For years, I have been writing about the importance of communication as it relates to community association living. I have stressed how important it is that you tell your story well and that you tell it often. Newsletters, letters, websites and any other tools used to communicate need to educate readers about what is happening within their associations and why.

As recently proposed legislation across the nation has shown, there has never been a time when communication and education efforts between Board Members, Property Managers, and unit owners have been more important. Community Association Volunteer Leaders at recent programs in my state of Connecticut have indicated there seems to be a vacuum of education between Board Members and unit owners regarding the responsibilities of each as it pertains to creating and maintaining a healthy and vibrant community association.

Let’s Begin at the Beginning

Educators have long asserted that the learning process begins at birth. The birth of a community association resident begins when they purchase a unit within your association. What can we do to begin the education process when a community association unit is put up for sale?

Currently, there are few or no regulations requiring the education of realtors as to the rights and responsibilities of folks who choose to live in community associations. In their profession, realtors are compensated in the form of commission which is only earned upon the successful completion of the sale. They are not required to notify the potential buyer of their rights and responsibilities prior to the completion of the sale.

Potential buyers are generally interested in the appearance and upkeep of the unit and the overall look and feel of the community. Again, there are no regulations regarding their education about their responsibilities once they become unit owners. In fact, as is often the case, their first dose of education often comes when they violate a rule or regulation resulting in a violation letter or fine. In a worst-case scenario, this can create a potential long-term conflict between the community association and its residents. At the very least, it can create a poor start to a new unit owner’s experience.

CAI has published a two-page pamphlet called “Rights and Responsibilities for Better Communities

Principles for Homeowners and Community Leaders” that is available, free of charge, athttp://www.caionline.org/info/readingroom/Publication%20Excerpt%20Library/rights.pdf

If a community were to adopt these practical guidelines and distribute them freely to realtors and potential purchasers, I think many of the problems that surface because of poor initial education efforts could be avoided. As a disclaimer, CAI says: “Like many worthwhile endeavors, community living cannot be free of conflict. Utopia does not exist. With all of their inherent advantages—and there are many—community associations often face difficult issues. While adopting Rights and Responsibilities will not eliminate all conflict, its adoption can stimulate communication, promote trust and cooperation, clarify expectations and build a greater sense of community.

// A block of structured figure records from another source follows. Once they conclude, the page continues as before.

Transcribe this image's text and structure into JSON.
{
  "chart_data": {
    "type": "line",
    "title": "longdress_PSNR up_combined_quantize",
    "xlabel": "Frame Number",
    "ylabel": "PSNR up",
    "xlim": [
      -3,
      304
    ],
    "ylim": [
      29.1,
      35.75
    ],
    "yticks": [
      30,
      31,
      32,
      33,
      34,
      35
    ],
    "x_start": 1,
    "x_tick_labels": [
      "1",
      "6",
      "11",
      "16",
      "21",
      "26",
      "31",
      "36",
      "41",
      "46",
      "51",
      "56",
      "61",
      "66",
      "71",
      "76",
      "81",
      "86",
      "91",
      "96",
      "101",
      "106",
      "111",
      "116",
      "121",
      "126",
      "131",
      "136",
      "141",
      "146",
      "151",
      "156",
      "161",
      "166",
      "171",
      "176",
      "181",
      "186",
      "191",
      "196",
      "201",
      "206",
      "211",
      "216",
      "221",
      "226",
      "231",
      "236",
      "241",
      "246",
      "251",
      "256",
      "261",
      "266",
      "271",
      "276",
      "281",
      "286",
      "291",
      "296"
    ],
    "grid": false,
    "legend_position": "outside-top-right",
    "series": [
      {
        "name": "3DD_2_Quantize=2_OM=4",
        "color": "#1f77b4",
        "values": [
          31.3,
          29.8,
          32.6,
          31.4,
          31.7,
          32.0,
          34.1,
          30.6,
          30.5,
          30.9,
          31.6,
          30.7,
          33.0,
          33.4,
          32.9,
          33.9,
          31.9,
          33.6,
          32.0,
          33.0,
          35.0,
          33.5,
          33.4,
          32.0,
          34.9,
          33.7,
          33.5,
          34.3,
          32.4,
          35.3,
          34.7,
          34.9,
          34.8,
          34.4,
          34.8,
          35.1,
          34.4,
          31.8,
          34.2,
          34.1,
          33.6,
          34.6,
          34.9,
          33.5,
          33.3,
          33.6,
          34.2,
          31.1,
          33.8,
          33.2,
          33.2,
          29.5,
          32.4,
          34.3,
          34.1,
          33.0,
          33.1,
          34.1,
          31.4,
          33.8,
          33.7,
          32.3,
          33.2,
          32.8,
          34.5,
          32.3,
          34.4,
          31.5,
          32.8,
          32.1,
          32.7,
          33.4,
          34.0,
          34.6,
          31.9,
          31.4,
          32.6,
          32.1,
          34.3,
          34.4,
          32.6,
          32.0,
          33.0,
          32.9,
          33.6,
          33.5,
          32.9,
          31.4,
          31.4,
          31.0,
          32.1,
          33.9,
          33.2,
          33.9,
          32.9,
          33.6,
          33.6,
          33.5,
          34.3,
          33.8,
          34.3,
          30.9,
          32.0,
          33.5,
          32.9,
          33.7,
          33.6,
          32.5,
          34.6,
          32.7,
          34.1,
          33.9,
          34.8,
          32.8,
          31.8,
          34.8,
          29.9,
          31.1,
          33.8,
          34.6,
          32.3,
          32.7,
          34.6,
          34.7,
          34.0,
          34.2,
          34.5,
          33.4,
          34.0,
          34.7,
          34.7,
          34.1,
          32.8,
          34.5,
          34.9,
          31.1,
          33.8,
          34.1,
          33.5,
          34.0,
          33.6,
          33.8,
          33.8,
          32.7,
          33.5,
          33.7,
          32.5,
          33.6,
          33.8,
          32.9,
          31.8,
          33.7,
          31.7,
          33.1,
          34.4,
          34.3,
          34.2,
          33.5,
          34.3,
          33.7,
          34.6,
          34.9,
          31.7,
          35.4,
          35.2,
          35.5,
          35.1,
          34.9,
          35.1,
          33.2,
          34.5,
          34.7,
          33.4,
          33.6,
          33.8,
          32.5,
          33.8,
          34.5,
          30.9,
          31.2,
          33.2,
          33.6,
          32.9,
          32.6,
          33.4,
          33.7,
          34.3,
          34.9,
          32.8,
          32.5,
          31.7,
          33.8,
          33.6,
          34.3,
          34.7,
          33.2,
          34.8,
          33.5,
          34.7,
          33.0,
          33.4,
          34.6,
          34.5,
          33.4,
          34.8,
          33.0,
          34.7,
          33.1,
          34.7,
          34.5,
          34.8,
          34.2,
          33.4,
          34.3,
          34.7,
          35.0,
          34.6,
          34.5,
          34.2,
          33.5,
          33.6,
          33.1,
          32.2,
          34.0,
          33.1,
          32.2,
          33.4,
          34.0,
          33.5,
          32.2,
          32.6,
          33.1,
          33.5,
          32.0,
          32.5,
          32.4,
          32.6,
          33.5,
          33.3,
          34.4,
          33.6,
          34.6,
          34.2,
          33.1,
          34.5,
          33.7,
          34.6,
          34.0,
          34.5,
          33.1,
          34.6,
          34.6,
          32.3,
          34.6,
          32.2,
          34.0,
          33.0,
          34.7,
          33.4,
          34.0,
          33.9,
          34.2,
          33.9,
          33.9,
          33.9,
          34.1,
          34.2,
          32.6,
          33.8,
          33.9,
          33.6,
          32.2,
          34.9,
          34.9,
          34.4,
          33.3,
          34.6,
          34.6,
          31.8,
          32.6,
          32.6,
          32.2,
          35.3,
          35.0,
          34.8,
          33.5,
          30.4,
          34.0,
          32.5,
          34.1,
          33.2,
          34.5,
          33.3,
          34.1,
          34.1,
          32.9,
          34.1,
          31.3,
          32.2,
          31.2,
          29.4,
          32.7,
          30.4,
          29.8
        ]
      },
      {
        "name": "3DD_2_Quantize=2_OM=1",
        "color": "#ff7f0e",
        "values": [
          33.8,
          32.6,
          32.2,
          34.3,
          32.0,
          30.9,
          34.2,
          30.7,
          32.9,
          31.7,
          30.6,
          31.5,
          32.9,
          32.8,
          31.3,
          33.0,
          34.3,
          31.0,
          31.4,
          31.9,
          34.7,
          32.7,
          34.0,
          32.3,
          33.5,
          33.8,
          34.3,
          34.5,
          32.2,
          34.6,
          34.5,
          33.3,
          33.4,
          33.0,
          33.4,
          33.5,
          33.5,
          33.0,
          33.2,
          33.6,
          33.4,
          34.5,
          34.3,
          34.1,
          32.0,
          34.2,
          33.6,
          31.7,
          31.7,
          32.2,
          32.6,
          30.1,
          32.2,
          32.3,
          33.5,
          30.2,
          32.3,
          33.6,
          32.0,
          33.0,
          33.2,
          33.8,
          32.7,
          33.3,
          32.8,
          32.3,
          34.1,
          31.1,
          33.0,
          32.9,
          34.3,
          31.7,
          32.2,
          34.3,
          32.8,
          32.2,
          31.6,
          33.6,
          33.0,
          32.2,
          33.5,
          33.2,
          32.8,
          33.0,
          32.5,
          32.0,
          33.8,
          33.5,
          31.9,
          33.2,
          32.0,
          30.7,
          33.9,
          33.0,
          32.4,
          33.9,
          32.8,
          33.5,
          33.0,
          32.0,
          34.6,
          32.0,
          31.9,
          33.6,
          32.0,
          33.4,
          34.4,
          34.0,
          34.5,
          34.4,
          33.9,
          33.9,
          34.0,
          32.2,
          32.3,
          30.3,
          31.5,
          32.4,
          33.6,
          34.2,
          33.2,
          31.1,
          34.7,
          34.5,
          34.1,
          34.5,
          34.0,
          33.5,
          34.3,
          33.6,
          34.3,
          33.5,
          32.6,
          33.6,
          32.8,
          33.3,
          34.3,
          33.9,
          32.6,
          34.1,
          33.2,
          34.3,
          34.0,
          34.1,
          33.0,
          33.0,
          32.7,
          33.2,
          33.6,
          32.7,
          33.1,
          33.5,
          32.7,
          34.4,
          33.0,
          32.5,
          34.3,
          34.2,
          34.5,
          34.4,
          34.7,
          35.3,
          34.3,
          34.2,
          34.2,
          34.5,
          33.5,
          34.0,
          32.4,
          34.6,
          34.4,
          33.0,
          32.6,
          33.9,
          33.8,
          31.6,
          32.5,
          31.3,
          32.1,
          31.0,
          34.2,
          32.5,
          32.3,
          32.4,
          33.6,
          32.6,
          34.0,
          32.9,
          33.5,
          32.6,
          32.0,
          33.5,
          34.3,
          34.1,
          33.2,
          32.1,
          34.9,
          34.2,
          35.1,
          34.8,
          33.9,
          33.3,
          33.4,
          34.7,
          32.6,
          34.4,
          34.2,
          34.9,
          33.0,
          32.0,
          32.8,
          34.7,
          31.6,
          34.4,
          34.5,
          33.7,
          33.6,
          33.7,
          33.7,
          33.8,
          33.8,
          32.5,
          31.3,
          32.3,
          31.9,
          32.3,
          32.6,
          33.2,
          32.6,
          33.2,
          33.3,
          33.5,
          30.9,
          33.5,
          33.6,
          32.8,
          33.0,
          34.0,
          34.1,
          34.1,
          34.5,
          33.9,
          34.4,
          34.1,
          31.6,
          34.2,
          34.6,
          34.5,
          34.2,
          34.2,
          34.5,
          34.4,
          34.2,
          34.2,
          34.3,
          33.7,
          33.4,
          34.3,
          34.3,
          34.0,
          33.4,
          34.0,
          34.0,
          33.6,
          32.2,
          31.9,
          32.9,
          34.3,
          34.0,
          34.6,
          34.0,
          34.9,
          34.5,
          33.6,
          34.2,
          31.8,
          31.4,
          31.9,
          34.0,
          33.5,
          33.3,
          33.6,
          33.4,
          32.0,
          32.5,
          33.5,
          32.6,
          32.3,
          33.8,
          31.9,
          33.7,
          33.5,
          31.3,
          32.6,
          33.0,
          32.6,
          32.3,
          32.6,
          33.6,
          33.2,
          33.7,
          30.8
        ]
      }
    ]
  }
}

CAI urges you to take advantage of this opportunity.” And so do I.

Education is an Ongoing Process

Education, by its very nature, never ends. It is an organic and ongoing process. It also takes work and commitment. As a leader within your community, one of the worst mistakes you can make is to assume that all of your community members are educated as to the efforts of the Board of Directors and/or Property Manager. In fact, it is far better to assume that they don’t know what decisions you are making or why. Educating them as to what is happening and why is an excellent use of your time.

Recent regulations are aimed at providing unit owners access to the business proceedings of the Board. I suggest you take it a step further and engage your fellow unit owners with education about the challenges facing the Board and the decision-making efforts being made on their behalf. Dedicate a portion of your newsletter and website to education on a regular basis.

Commit to unit owner education. Reward yourself with a better community!